— Он был совсем другим человеком… Очень добрым, хорошим, готовым всем пожертвовать ради друзей… А вот сам был несчастен, как будто что-то грызло его изнутри. Понимаешь? Он даже песни пел другие… Грустные, песни об одиночестве. Помнишь “Улетай, мой ангел, улетай?” Так вот, когда он пел эту вещь раньше, все мы плакали и молчали угрюмо, а сейчас это светлая песня… Настоящая, сильная, но не мрачная… Он такой счастливый с тобой… — Хомочка часто заходила в гости вместе с Мишаней, который досрочно вернулся из своей командировки.
— Послушай, вот вы все твердите, он хороший, он хороший… Я и сама это вижу, чувствую. И мне иногда становится страшно: а что я такое. Я не достойна его, наверное. И всех вас не достойна. От вас так и исходят лучики какой-то светлой радости. А все мои песни и стихи для вас — чернуха…
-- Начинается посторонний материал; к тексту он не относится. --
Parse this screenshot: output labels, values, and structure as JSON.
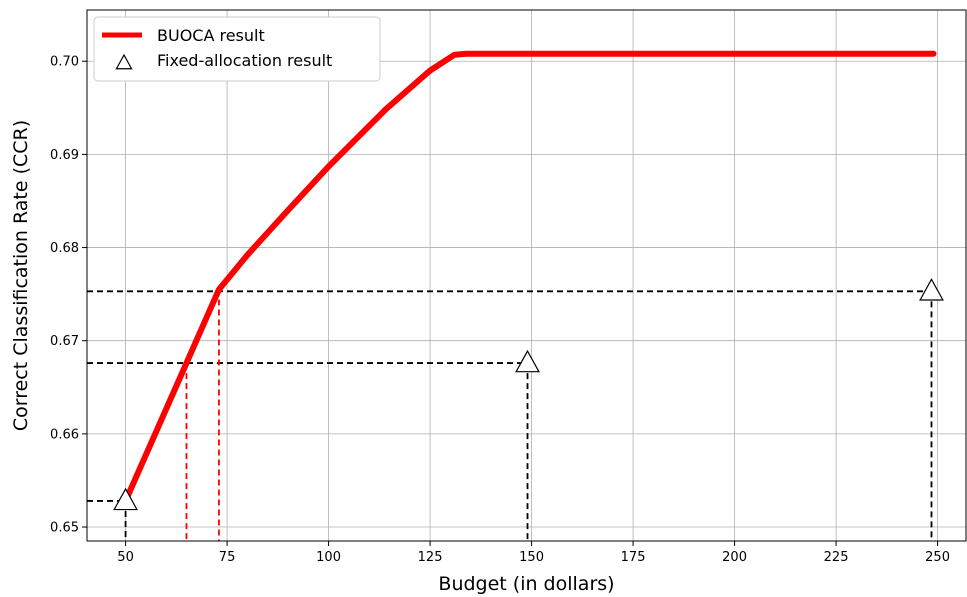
{
  "chart_data": {
    "type": "line",
    "xlabel": "Budget (in dollars)",
    "ylabel": "Correct Classification Rate (CCR)",
    "xlim": [
      40.5,
      257
    ],
    "ylim": [
      0.6485,
      0.7055
    ],
    "xticks": [
      50,
      75,
      100,
      125,
      150,
      175,
      200,
      225,
      250
    ],
    "yticks": [
      0.65,
      0.66,
      0.67,
      0.68,
      0.69,
      0.7
    ],
    "xtick_labels": [
      "50",
      "75",
      "100",
      "125",
      "150",
      "175",
      "200",
      "225",
      "250"
    ],
    "ytick_labels": [
      "0.65",
      "0.66",
      "0.67",
      "0.68",
      "0.69",
      "0.70"
    ],
    "grid": true,
    "legend_position": "top-left",
    "series": [
      {
        "name": "BUOCA result",
        "kind": "line",
        "color": "#ff0000",
        "x": [
          50,
          65,
          73,
          80,
          90,
          100,
          114,
          125,
          131,
          134,
          249
        ],
        "y": [
          0.6528,
          0.6676,
          0.6755,
          0.6792,
          0.684,
          0.6887,
          0.6948,
          0.699,
          0.7007,
          0.7008,
          0.7008
        ]
      },
      {
        "name": "Fixed-allocation result",
        "kind": "marker",
        "marker": "triangle",
        "x": [
          50,
          149,
          248.5
        ],
        "y": [
          0.6528,
          0.6676,
          0.6753
        ]
      }
    ],
    "reference_lines": {
      "black_dashed": [
        {
          "x": 50,
          "y": 0.6528
        },
        {
          "x": 149,
          "y": 0.6676
        },
        {
          "x": 248.5,
          "y": 0.6753
        }
      ],
      "red_dashed": [
        {
          "x": 65,
          "y": 0.6676
        },
        {
          "x": 73,
          "y": 0.6755
        }
      ]
    }
  }
}
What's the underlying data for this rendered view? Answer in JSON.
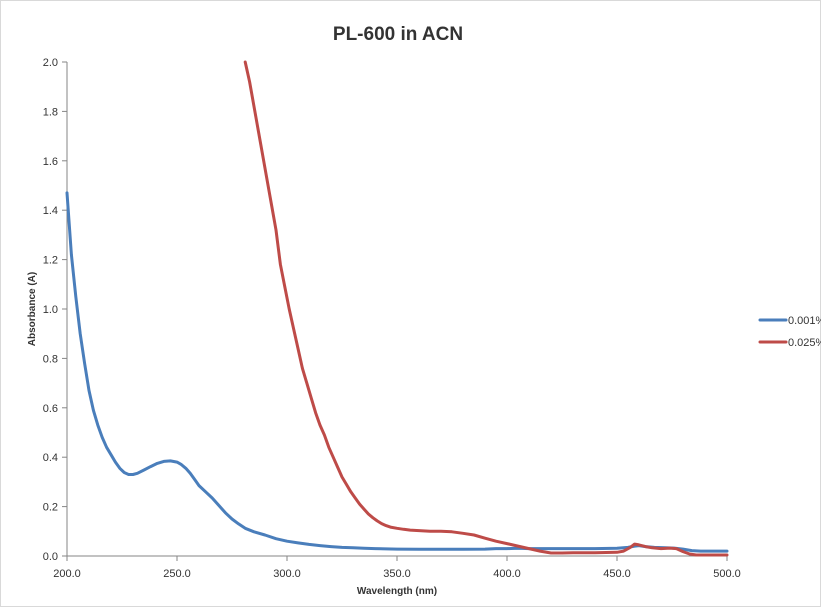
{
  "chart_data": {
    "type": "line",
    "title": "PL-600 in ACN",
    "xlabel": "Wavelength (nm)",
    "ylabel": "Absorbance (A)",
    "xlim": [
      200,
      500
    ],
    "ylim": [
      0,
      2
    ],
    "x_ticks": [
      "200.0",
      "250.0",
      "300.0",
      "350.0",
      "400.0",
      "450.0",
      "500.0"
    ],
    "y_ticks": [
      "0.0",
      "0.2",
      "0.4",
      "0.6",
      "0.8",
      "1.0",
      "1.2",
      "1.4",
      "1.6",
      "1.8",
      "2.0"
    ],
    "grid": false,
    "legend_position": "right",
    "series": [
      {
        "name": "0.001%",
        "color": "#4a7ebb",
        "points": [
          [
            200,
            1.47
          ],
          [
            202,
            1.22
          ],
          [
            204,
            1.05
          ],
          [
            206,
            0.9
          ],
          [
            208,
            0.78
          ],
          [
            210,
            0.67
          ],
          [
            212,
            0.59
          ],
          [
            214,
            0.53
          ],
          [
            216,
            0.48
          ],
          [
            218,
            0.44
          ],
          [
            220,
            0.41
          ],
          [
            222,
            0.38
          ],
          [
            224,
            0.355
          ],
          [
            226,
            0.338
          ],
          [
            228,
            0.33
          ],
          [
            230,
            0.33
          ],
          [
            232,
            0.335
          ],
          [
            235,
            0.348
          ],
          [
            238,
            0.362
          ],
          [
            241,
            0.375
          ],
          [
            244,
            0.383
          ],
          [
            247,
            0.385
          ],
          [
            250,
            0.38
          ],
          [
            252,
            0.37
          ],
          [
            254,
            0.355
          ],
          [
            256,
            0.335
          ],
          [
            258,
            0.31
          ],
          [
            260,
            0.285
          ],
          [
            263,
            0.26
          ],
          [
            266,
            0.235
          ],
          [
            269,
            0.205
          ],
          [
            272,
            0.175
          ],
          [
            275,
            0.15
          ],
          [
            278,
            0.13
          ],
          [
            281,
            0.112
          ],
          [
            285,
            0.098
          ],
          [
            290,
            0.085
          ],
          [
            295,
            0.07
          ],
          [
            300,
            0.06
          ],
          [
            305,
            0.053
          ],
          [
            310,
            0.047
          ],
          [
            315,
            0.042
          ],
          [
            320,
            0.038
          ],
          [
            325,
            0.035
          ],
          [
            330,
            0.033
          ],
          [
            335,
            0.031
          ],
          [
            340,
            0.03
          ],
          [
            350,
            0.028
          ],
          [
            360,
            0.027
          ],
          [
            370,
            0.027
          ],
          [
            380,
            0.027
          ],
          [
            390,
            0.028
          ],
          [
            395,
            0.03
          ],
          [
            400,
            0.03
          ],
          [
            405,
            0.031
          ],
          [
            410,
            0.03
          ],
          [
            420,
            0.03
          ],
          [
            430,
            0.03
          ],
          [
            440,
            0.03
          ],
          [
            450,
            0.031
          ],
          [
            455,
            0.035
          ],
          [
            458,
            0.04
          ],
          [
            460,
            0.042
          ],
          [
            463,
            0.038
          ],
          [
            467,
            0.035
          ],
          [
            472,
            0.033
          ],
          [
            476,
            0.032
          ],
          [
            480,
            0.028
          ],
          [
            484,
            0.022
          ],
          [
            488,
            0.02
          ],
          [
            495,
            0.02
          ],
          [
            500,
            0.02
          ]
        ]
      },
      {
        "name": "0.025%",
        "color": "#be4b48",
        "points": [
          [
            281,
            2.0
          ],
          [
            283,
            1.92
          ],
          [
            285,
            1.82
          ],
          [
            287,
            1.72
          ],
          [
            289,
            1.62
          ],
          [
            291,
            1.52
          ],
          [
            293,
            1.42
          ],
          [
            295,
            1.32
          ],
          [
            296,
            1.25
          ],
          [
            297,
            1.18
          ],
          [
            299,
            1.09
          ],
          [
            301,
            1.0
          ],
          [
            303,
            0.92
          ],
          [
            305,
            0.84
          ],
          [
            307,
            0.76
          ],
          [
            309,
            0.7
          ],
          [
            311,
            0.64
          ],
          [
            313,
            0.58
          ],
          [
            315,
            0.53
          ],
          [
            317,
            0.49
          ],
          [
            319,
            0.44
          ],
          [
            321,
            0.4
          ],
          [
            323,
            0.36
          ],
          [
            325,
            0.32
          ],
          [
            327,
            0.29
          ],
          [
            329,
            0.26
          ],
          [
            331,
            0.235
          ],
          [
            333,
            0.21
          ],
          [
            335,
            0.19
          ],
          [
            337,
            0.17
          ],
          [
            339,
            0.155
          ],
          [
            341,
            0.142
          ],
          [
            343,
            0.131
          ],
          [
            345,
            0.123
          ],
          [
            347,
            0.117
          ],
          [
            350,
            0.112
          ],
          [
            353,
            0.108
          ],
          [
            356,
            0.105
          ],
          [
            360,
            0.103
          ],
          [
            365,
            0.1
          ],
          [
            370,
            0.1
          ],
          [
            375,
            0.098
          ],
          [
            380,
            0.092
          ],
          [
            385,
            0.085
          ],
          [
            390,
            0.072
          ],
          [
            395,
            0.06
          ],
          [
            400,
            0.05
          ],
          [
            405,
            0.04
          ],
          [
            410,
            0.03
          ],
          [
            415,
            0.02
          ],
          [
            420,
            0.012
          ],
          [
            425,
            0.012
          ],
          [
            430,
            0.013
          ],
          [
            440,
            0.013
          ],
          [
            450,
            0.015
          ],
          [
            453,
            0.02
          ],
          [
            456,
            0.035
          ],
          [
            458,
            0.048
          ],
          [
            460,
            0.045
          ],
          [
            463,
            0.038
          ],
          [
            466,
            0.033
          ],
          [
            470,
            0.03
          ],
          [
            474,
            0.032
          ],
          [
            477,
            0.03
          ],
          [
            480,
            0.018
          ],
          [
            483,
            0.008
          ],
          [
            486,
            0.004
          ],
          [
            490,
            0.004
          ],
          [
            500,
            0.004
          ]
        ]
      }
    ]
  }
}
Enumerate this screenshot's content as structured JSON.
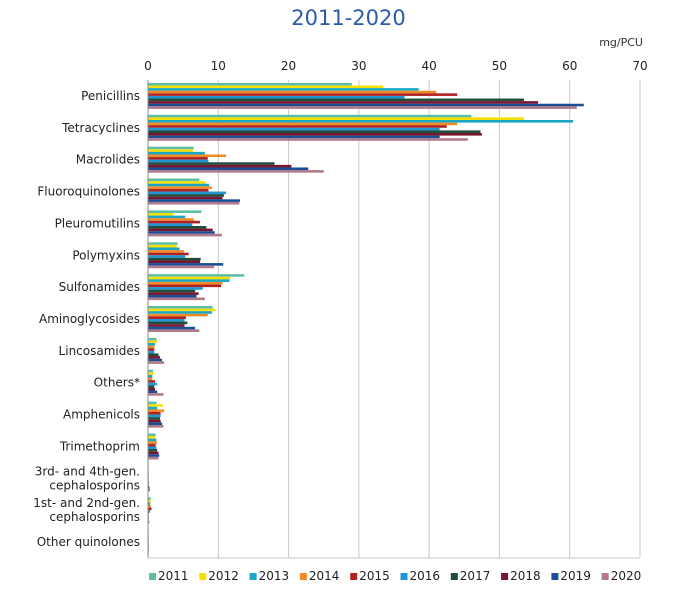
{
  "chart_data": {
    "type": "bar",
    "orientation": "horizontal",
    "title": "2011-2020",
    "unit": "mg/PCU",
    "xlim": [
      0,
      70
    ],
    "xticks": [
      "0",
      "10",
      "20",
      "30",
      "40",
      "50",
      "60",
      "70"
    ],
    "grid": true,
    "legend_position": "bottom",
    "categories": [
      "Penicillins",
      "Tetracyclines",
      "Macrolides",
      "Fluoroquinolones",
      "Pleuromutilins",
      "Polymyxins",
      "Sulfonamides",
      "Aminoglycosides",
      "Lincosamides",
      "Others*",
      "Amphenicols",
      "Trimethoprim",
      "3rd- and 4th-gen. cephalosporins",
      "1st- and 2nd-gen. cephalosporins",
      "Other quinolones"
    ],
    "series": [
      {
        "name": "2011",
        "color": "#5bbfa8",
        "values": [
          29,
          46,
          6.5,
          7.3,
          7.6,
          4.2,
          13.7,
          9.2,
          1.2,
          0.7,
          1.2,
          1.1,
          0.1,
          0.4,
          0.1
        ]
      },
      {
        "name": "2012",
        "color": "#f5df00",
        "values": [
          33.5,
          53.5,
          6.4,
          8.2,
          3.6,
          4.1,
          11.7,
          9.6,
          1.3,
          0.8,
          2.1,
          1.0,
          0.1,
          0.4,
          0.1
        ]
      },
      {
        "name": "2013",
        "color": "#19a7c4",
        "values": [
          38.5,
          60.5,
          8.1,
          8.7,
          5.3,
          4.5,
          11.6,
          9.1,
          1.0,
          0.6,
          1.3,
          1.2,
          0.1,
          0.3,
          0.1
        ]
      },
      {
        "name": "2014",
        "color": "#f08c28",
        "values": [
          41,
          44,
          11.1,
          9.1,
          6.5,
          5.1,
          10.6,
          8.5,
          0.9,
          0.6,
          2.3,
          1.3,
          0.1,
          0.4,
          0.1
        ]
      },
      {
        "name": "2015",
        "color": "#b22222",
        "values": [
          44,
          42.5,
          8.5,
          8.6,
          7.4,
          5.8,
          10.4,
          5.4,
          0.9,
          1.0,
          1.8,
          1.1,
          0.1,
          0.5,
          0.1
        ]
      },
      {
        "name": "2016",
        "color": "#2196d3",
        "values": [
          36.5,
          41.5,
          8.6,
          11.1,
          6.3,
          5.3,
          7.8,
          5.2,
          0.9,
          1.3,
          1.8,
          1.2,
          0.1,
          0.3,
          0.1
        ]
      },
      {
        "name": "2017",
        "color": "#1e4d3c",
        "values": [
          53.5,
          47.3,
          18,
          10.8,
          8.3,
          7.5,
          6.7,
          5.6,
          1.5,
          0.9,
          1.7,
          1.3,
          0.1,
          0.1,
          0.1
        ]
      },
      {
        "name": "2018",
        "color": "#7a1530",
        "values": [
          55.5,
          47.5,
          20.4,
          10.6,
          9.2,
          7.4,
          7.2,
          5.2,
          1.7,
          1.0,
          1.8,
          1.5,
          0.1,
          0.1,
          0.1
        ]
      },
      {
        "name": "2019",
        "color": "#1a4f96",
        "values": [
          62,
          41.5,
          22.8,
          13.1,
          9.5,
          10.7,
          6.9,
          6.7,
          2.0,
          1.3,
          2.0,
          1.6,
          0.2,
          0.1,
          0.1
        ]
      },
      {
        "name": "2020",
        "color": "#b07a8c",
        "values": [
          61,
          45.5,
          25,
          13.0,
          10.5,
          9.4,
          8.1,
          7.3,
          2.3,
          2.2,
          2.2,
          1.5,
          0.3,
          0.2,
          0.1
        ]
      }
    ]
  }
}
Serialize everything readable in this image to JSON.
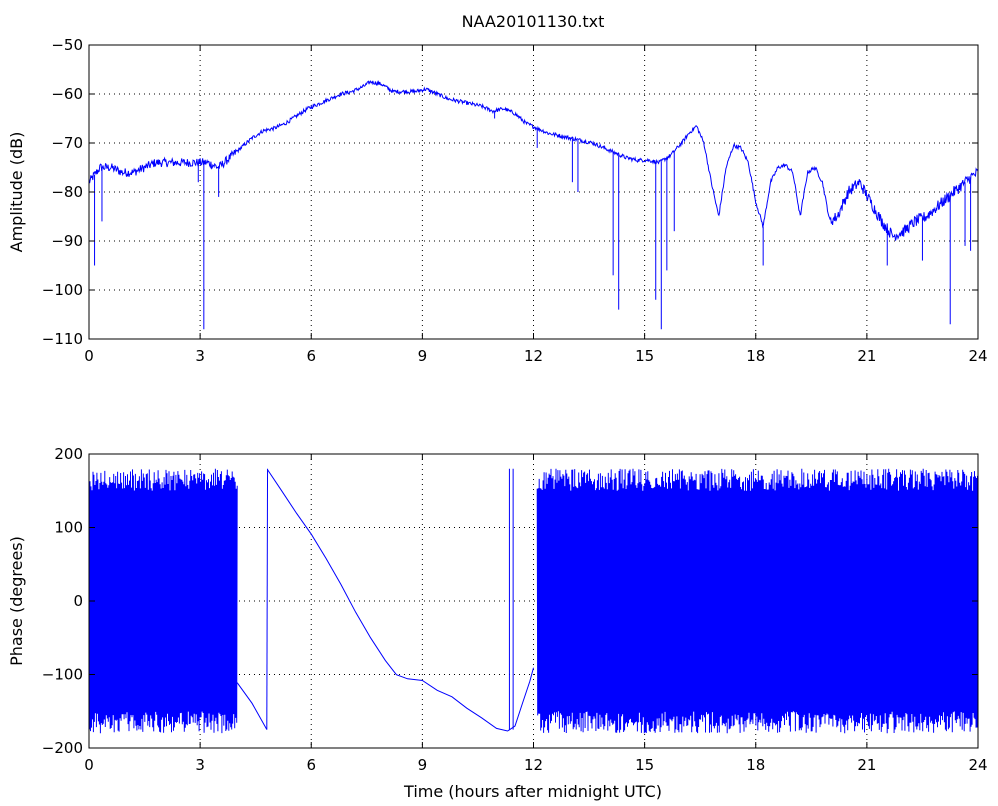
{
  "chart_data": [
    {
      "type": "line",
      "title": "NAA20101130.txt",
      "xlabel": "",
      "ylabel": "Amplitude (dB)",
      "xlim": [
        0,
        24
      ],
      "ylim": [
        -110,
        -50
      ],
      "xticks": [
        0,
        3,
        6,
        9,
        12,
        15,
        18,
        21,
        24
      ],
      "yticks": [
        -50,
        -60,
        -70,
        -80,
        -90,
        -100,
        -110
      ],
      "grid": true,
      "line_color": "#0000ff",
      "series": [
        {
          "x": [
            0,
            0.1,
            0.3,
            0.6,
            0.9,
            1.2,
            1.5,
            1.8,
            2.1,
            2.4,
            2.7,
            3.0,
            3.2,
            3.5,
            3.8,
            4.1,
            4.4,
            4.7,
            5.0,
            5.3,
            5.6,
            5.9,
            6.2,
            6.5,
            6.8,
            7.1,
            7.4,
            7.6,
            7.9,
            8.2,
            8.5,
            8.8,
            9.1,
            9.4,
            9.7,
            10.0,
            10.3,
            10.6,
            10.9,
            11.2,
            11.5,
            11.8,
            12.1,
            12.4,
            12.7,
            13.0,
            13.3,
            13.6,
            13.9,
            14.2,
            14.5,
            14.8,
            15.1,
            15.4,
            15.7,
            16.0,
            16.2,
            16.4,
            16.6,
            16.8,
            17.0,
            17.2,
            17.4,
            17.6,
            17.8,
            18.0,
            18.2,
            18.4,
            18.6,
            18.8,
            19.0,
            19.2,
            19.4,
            19.6,
            19.8,
            20.0,
            20.2,
            20.5,
            20.8,
            21.1,
            21.4,
            21.7,
            22.0,
            22.3,
            22.6,
            22.9,
            23.2,
            23.5,
            23.8,
            24.0
          ],
          "y": [
            -78,
            -77,
            -75,
            -75,
            -76,
            -76,
            -75,
            -74,
            -74,
            -74,
            -74,
            -74,
            -74,
            -75,
            -73,
            -71,
            -69,
            -67.5,
            -67,
            -66,
            -64.5,
            -63,
            -62,
            -61,
            -60,
            -59.5,
            -58.5,
            -57.5,
            -58,
            -59.5,
            -59.5,
            -59.5,
            -59,
            -60,
            -61,
            -61.5,
            -62,
            -62.5,
            -63.5,
            -63,
            -64,
            -66,
            -67,
            -68,
            -68.5,
            -69,
            -69.5,
            -70,
            -71,
            -72,
            -73,
            -73.5,
            -73.5,
            -74,
            -72.5,
            -70,
            -68,
            -66.5,
            -70,
            -78,
            -85,
            -75,
            -70.5,
            -71,
            -74,
            -82,
            -87,
            -78,
            -75,
            -74.5,
            -76,
            -85,
            -76,
            -75,
            -78,
            -86,
            -85,
            -80,
            -78,
            -82,
            -86,
            -89,
            -88,
            -86,
            -85,
            -83,
            -81,
            -79,
            -77,
            -76
          ],
          "spikes": [
            {
              "x": 0.15,
              "y": -95
            },
            {
              "x": 0.35,
              "y": -86
            },
            {
              "x": 2.95,
              "y": -78
            },
            {
              "x": 3.1,
              "y": -108
            },
            {
              "x": 3.5,
              "y": -81
            },
            {
              "x": 10.95,
              "y": -65
            },
            {
              "x": 12.1,
              "y": -71
            },
            {
              "x": 13.05,
              "y": -78
            },
            {
              "x": 13.2,
              "y": -80
            },
            {
              "x": 14.15,
              "y": -97
            },
            {
              "x": 14.3,
              "y": -104
            },
            {
              "x": 15.3,
              "y": -102
            },
            {
              "x": 15.45,
              "y": -108
            },
            {
              "x": 15.6,
              "y": -96
            },
            {
              "x": 15.8,
              "y": -88
            },
            {
              "x": 18.2,
              "y": -95
            },
            {
              "x": 21.55,
              "y": -95
            },
            {
              "x": 22.5,
              "y": -94
            },
            {
              "x": 23.25,
              "y": -107
            },
            {
              "x": 23.65,
              "y": -91
            },
            {
              "x": 23.8,
              "y": -92
            }
          ]
        }
      ]
    },
    {
      "type": "line",
      "title": "",
      "xlabel": "Time (hours after midnight UTC)",
      "ylabel": "Phase (degrees)",
      "xlim": [
        0,
        24
      ],
      "ylim": [
        -200,
        200
      ],
      "xticks": [
        0,
        3,
        6,
        9,
        12,
        15,
        18,
        21,
        24
      ],
      "yticks": [
        200,
        100,
        0,
        -100,
        -200
      ],
      "grid": true,
      "line_color": "#0000ff",
      "wrapped_segments": [
        [
          0,
          4.0
        ],
        [
          12.1,
          24
        ]
      ],
      "series": [
        {
          "x": [
            4.0,
            4.4,
            4.8,
            4.82,
            5.2,
            5.6,
            6.0,
            6.4,
            6.8,
            7.2,
            7.6,
            8.0,
            8.3,
            8.6,
            9.0,
            9.4,
            9.8,
            10.2,
            10.6,
            11.0,
            11.3,
            11.5,
            11.7,
            11.9,
            12.0
          ],
          "y": [
            -110,
            -140,
            -175,
            180,
            150,
            120,
            90,
            57,
            22,
            -15,
            -50,
            -80,
            -100,
            -105,
            -108,
            -120,
            -130,
            -145,
            -160,
            -172,
            -178,
            -170,
            -140,
            -110,
            -90
          ]
        }
      ]
    }
  ],
  "axis_ticks": {
    "x": [
      "0",
      "3",
      "6",
      "9",
      "12",
      "15",
      "18",
      "21",
      "24"
    ],
    "amp_y": [
      "−50",
      "−60",
      "−70",
      "−80",
      "−90",
      "−100",
      "−110"
    ],
    "phase_y": [
      "200",
      "100",
      "0",
      "−100",
      "−200"
    ]
  }
}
— Но ведь ты их писала раньше, до встречи с ним. Сейчас будут писаться совсем другие вещи… Он любит тебя, пойми. И вообще, ведь сделать такого классного человека счастливым — это очень-очень большое достижение. А ты даешь ему счастье, и от этого ты становишься лучше.
Рита не могла понять, откуда у всех к Алексею такое благоговейное отношение. Насколько она знала, никаких особях героических поступков он не совершал. А стихи Ритины, по ее собственному мнению, вовсе не были чернухой. Она любила свои стихи… После этой беседы с Хомочкой Рита написала:
Ваши фразы флиртуют с нотами,
Темно-красные, с оттенком вечности…
Этих звуков бодрящими соками
Наедается все человечество.
В кайф, в затяжку оно выкуривает
Ассорти из ваших высказываний.
Дерзко подвигами припудривает ваши судьбы,
Цветные, разные.
При распитьи хочу присутствовать
Концентратов из вашей смелости.
Только… Дайте мне время почувствовать
Оттенок собственной серости.
Она показала эти стихи Леше. Просто молча положила перед ним тетрадку.
— Заюшка, но ведь я же люблю…
— Ты сейчас говоришь совсем не то. Дело не в «люблю».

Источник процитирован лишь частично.